Grocery store products, in general, have seen sales skyrocket across the board since the pandemic closed down dine-in foodservice establishments, but plant-based product sales have grown 35% faster than the food category in general, SPINS found. Plant-based meat especially saw this peak, with sales so far this year up 148% compared to 2019.
Other findings also underscore trends that have taken hold in recent years. The report nudges down the amount of added sugar that it recommends as appropriate for a healthy diet. Five years ago, the recommendation was that no more than 10% of all calories consumed come from added sugars. This year, the committee recommends no more than 6% of calories come from them.
Americans have been cutting back on sugar in recent years. A 2018 Ipsos study found seven in 10 were concerned with the amount of sugar in their diets. That study and others have found that Americans would prefer to cut down on sweetened foods rather than turn to other sweeteners. Many manufacturers have been working to serve this consumer, reformulating products to use fewer sugars — or to replace traditional cane and beet sugar with smaller amounts of intense natural sweeteners.

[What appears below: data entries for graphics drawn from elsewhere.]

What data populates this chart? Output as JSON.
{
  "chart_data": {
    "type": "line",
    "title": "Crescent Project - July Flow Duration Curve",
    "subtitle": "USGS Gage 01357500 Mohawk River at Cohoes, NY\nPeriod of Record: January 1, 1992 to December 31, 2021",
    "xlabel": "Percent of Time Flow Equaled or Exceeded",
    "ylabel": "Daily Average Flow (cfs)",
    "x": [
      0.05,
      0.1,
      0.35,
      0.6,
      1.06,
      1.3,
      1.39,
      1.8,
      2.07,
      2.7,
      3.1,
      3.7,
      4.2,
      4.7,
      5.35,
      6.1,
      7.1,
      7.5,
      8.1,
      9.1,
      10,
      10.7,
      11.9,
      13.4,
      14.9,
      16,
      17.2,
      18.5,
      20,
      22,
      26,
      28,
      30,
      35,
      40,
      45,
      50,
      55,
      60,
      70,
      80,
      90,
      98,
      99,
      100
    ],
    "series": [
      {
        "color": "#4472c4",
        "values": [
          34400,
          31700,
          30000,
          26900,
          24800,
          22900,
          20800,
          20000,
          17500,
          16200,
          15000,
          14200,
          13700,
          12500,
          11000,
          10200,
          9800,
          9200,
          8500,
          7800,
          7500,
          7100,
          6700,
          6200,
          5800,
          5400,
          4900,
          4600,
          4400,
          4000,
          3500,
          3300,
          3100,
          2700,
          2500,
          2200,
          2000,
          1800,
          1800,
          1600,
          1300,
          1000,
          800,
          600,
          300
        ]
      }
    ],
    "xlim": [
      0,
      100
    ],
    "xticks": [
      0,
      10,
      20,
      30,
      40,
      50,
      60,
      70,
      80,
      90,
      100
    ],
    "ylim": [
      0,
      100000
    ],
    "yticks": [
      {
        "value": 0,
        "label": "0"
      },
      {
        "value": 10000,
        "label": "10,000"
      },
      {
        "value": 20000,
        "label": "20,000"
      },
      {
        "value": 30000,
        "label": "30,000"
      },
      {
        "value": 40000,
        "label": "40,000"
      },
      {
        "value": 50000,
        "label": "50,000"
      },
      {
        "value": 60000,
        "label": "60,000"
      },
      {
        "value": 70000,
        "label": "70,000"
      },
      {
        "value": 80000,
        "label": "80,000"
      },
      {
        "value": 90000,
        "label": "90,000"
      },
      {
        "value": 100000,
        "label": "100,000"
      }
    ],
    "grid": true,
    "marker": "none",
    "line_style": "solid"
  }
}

The report also says there is little health value in alcohol consumption, saying better long-term health results come from drinking less. It recommends adults drink only one alcoholic beverage per day. Consumers in general, especially millennials, have already been making this change. As beer volumes have declined, U.S. bottled low- and no-alcohol beverages are projected to jump about 32% between 2018 and 2022 — three times their growth in the previous five years — according to IWSR data cited by Bon Appetit.
Several breweries have developed no- and low- alcohol beers, while there are several alcohol-free spirits on the market. Big alcohol manufacturers are getting in on the trend as well, with AB InBev first naming a chief nonalcoholic beverages executive in 2018, and Diageo owning a majority stake in nonalcoholic spirits maker Seedlip.